Quando a solidão é coletiva

Viver em um asilo é sentir a paradoxal experiência de solidão coletiva. No Instituto Padre Venâncio, no bairro da Várzea, Zona Oeste do Recife, essa sensação é vivida por 60 senhoras que são ao mesmo tempo parceiras de quarto, vizinhas de corredor, colegas de convivência e companheiras de histórias de vidas distintas, mas que desaguaram no mesmo desfecho: compartilhar um espaço onde algumas recebem visitas de parentes que confiaram a outras pessoas o papel de cuidar do ente agora idoso. Mas ao contrário do que se pode julgar à primeira vista, por causa da atmosfera quieta do local, essa circunstância não é motivo de tristeza.

“Eu sofri muito com um irmão com quem morei. Ele fazia miséria comigo, me dava murro, me pisava, me trancava com cadeado. Passei fome, passei sede. Quem me dava água era um padre. Eu pegava quatro garrafas para encher, porque meu irmão não me dava água. Eu dormia numa praça. O meu lençol eram dois jornais e meu travesseiro, três pedras.” Essa era a situação pela qual passava Darcy de Carvalho Poroca, 69 anos, pouco antes de entrar no asilo, onde está há pouco mais de 10 anos. “Eu vim parar aqui porque o padre falou com dona ‘Rosá’, para ver se tinha vaga para mim”, recorda.

Um motivo bem diferente do de Severina Gonçalves da Silva, 74. “Depois de ter morado 14 anos com uma irmã, procurei um centro geriátrico para me abrigar com a minha mãe, que tinha câncer de clavícula. Sempre pensei que, chegando o dia que Deus a chamasse, eu teria de ficar na casa de família, com parentes jovens que hoje querem viver suas vidas em lazer.

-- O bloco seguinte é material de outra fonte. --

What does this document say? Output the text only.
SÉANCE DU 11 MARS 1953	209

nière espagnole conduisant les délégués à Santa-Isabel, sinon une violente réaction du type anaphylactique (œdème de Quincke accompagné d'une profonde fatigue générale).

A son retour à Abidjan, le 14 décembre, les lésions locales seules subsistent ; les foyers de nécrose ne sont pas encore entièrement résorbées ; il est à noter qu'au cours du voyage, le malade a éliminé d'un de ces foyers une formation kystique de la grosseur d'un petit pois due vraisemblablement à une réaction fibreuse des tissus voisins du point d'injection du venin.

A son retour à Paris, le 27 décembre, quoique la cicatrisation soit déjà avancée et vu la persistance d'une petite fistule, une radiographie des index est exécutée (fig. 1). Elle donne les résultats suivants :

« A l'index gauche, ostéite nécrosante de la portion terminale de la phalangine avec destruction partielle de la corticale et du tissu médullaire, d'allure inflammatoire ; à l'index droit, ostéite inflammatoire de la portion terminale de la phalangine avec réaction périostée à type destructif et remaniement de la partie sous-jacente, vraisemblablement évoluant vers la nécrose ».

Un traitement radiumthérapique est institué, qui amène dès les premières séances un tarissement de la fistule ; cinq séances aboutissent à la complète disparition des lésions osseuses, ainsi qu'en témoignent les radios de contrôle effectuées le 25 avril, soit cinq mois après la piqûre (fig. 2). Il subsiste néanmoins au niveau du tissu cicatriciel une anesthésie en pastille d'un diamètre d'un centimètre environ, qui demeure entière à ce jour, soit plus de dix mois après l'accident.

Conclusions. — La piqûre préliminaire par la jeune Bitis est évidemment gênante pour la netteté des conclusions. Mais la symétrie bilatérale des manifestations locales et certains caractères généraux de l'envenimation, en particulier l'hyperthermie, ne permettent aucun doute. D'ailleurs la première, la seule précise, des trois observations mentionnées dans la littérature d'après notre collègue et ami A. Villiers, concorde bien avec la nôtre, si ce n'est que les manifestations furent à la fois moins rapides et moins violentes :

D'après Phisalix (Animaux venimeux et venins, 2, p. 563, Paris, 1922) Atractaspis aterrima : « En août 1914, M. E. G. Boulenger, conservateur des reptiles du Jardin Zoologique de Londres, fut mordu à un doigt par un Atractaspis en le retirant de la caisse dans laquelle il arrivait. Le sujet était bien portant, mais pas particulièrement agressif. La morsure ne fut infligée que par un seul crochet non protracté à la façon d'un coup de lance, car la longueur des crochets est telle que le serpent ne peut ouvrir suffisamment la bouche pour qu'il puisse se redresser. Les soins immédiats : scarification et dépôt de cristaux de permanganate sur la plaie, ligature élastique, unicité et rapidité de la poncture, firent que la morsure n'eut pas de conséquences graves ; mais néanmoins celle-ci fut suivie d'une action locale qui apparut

Então, não ia nunca dar certo”, explica a idosa, que recebe visita de alguns sobrinhos.

Severina conta que a convivência com as outras senhoras no instituto é normal. “Estamos todas caminhando para uma vida só, para o chamado de Deus, um dia. Então, a nossa convivência é normal mesmo, de idosa para idosa. Chega uma, eu conversa, me pede um serviço, um copo d’água, eu dou; pede para levar um negócio na lavanderia, eu levo; pede para empurrar uma cadeirinha de roda até o refeitório, eu levo. Entendeu? Passo o dia assim. E assim eu vivo satisfeita”, conclui. “Eu ajudo as ‘vó’, eu tiro os pratos, eu levo as cadeiras de roda, eu ajudo muito. Elas fazem ‘Darcy, vem fazer isso. Darcy, vem fazer aquilo.’ Aí eu ajudo. Eu gosto de ajudar”, diz, orgulhosa, Darcy, a quase septuagenária que não tem parentes para receber.

Para passar o tempo, cada uma tem sua rotina. Têm idosas que têm seus trabalhos. Tinham umas aqui que faziam, mas pararam, conta Severina. Não é o caso de Darcy, que passa o tempo entre linhas e agulhas. “Eu faço pompom, boneca. Já fiz muita boneca para vender. Eu sei almofada, eu sei fazer tudo. Só não costumo mais fazer essas coisas para vender, porque, quando dou o preço, o povo acha caro”, dispara.

“A minha história não é muito crítica, não. É uma história bonita. Estou feliz, porque entreguei meu pai e minha mãe a Deus. E trabalhava. Então, chegou uma oportunidade que Deus abriu as portas para mim aqui, né? Estou satisfeita”, conclui Severina.